Le Premier ministre a tranché : « Il y a des limites ». Sans que l’on sache s’il parlait de celles fixées à ses ministres ou de celles de sa méthode
François Bayrou, combien de lignes politiques ? « Une seule, celle portée par le Premier ministre », clame une ministre. Zéro, raille le RN. Au moins deux au sein de son gouvernement, à en croire le pataquès sur le port du voile dans le sport. La violence de l’affrontement entre la paire Gérald Darmanin-Bruno Retailleau, défavorable à tout signe religieux ostentatoire dans les compétitions, et le duo Marie Barsacq-Elisabeth Borne, a contraint le Béarnais à jouer les garde-chiourmes, lui qui se faisait le héraut de la liberté de parole.
Il s’agissait jusque-là de faire d’une faiblesse une force. Puisque ce gouvernement de petite coalition, issu d’un socle non majoritaire à l’Assemblée nationale, ne pouvait d’évidence parler à l’unisson, il fallait feindre d’organiser ses désaccords. Par la magie de l’expression « à titre personnel », les couacs se transmutaient en convictions, la cacophonie en polyphonie. A charge pour Matignon d’orchestrer la synthèse ou d’entretenir le flou. Ainsi sur le droit du sol, sur les retraites, sur la loi PLM, sur la fin de vie, sur la politique migratoire ou sur la fiscalité, les lignes divergeaient sans se mêler.

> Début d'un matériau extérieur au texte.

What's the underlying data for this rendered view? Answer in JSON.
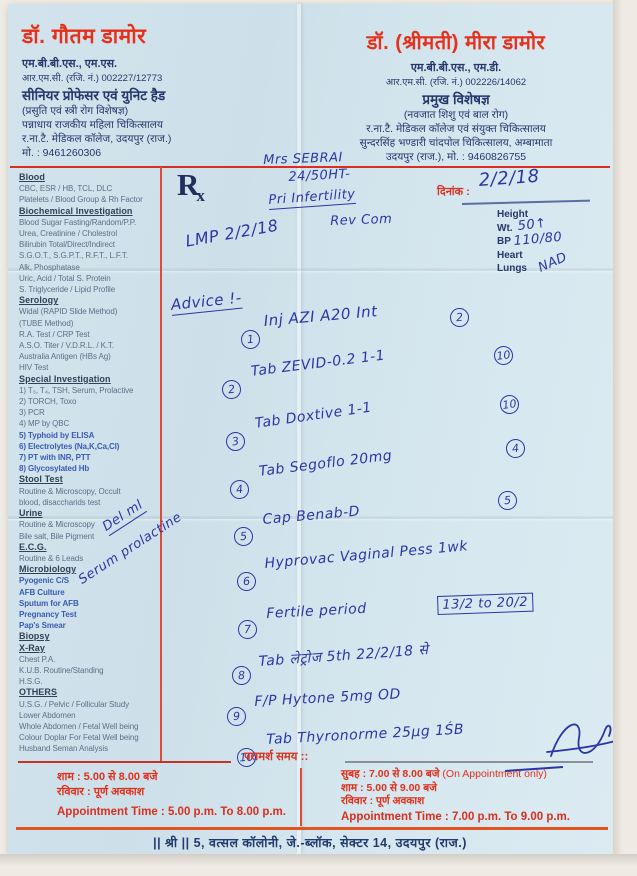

Le Premier ministre a donc tranché : « Il y a des limites ». Sans que l’on sache s’il parlait de celles fixées à ses ministres ou de celles de sa méthode. Car sans discipline gouvernementale minimale, il s’expose et s’affaiblit. La surenchère de ses barons, prêts à démissionner pour emporter l’arbitrage ? Une menace pour son autorité. La confusion des positions, jusqu’à la polémique ? Un risque de crédibilité pour un pouvoir déjà soupçonné d’absence de cap. Le savant équilibre entre régalien et social ? Un jeu politique trop proche du « en même temps » pour durer. Les Français souhaitaient de la stabilité. Gare à la perte en ligne.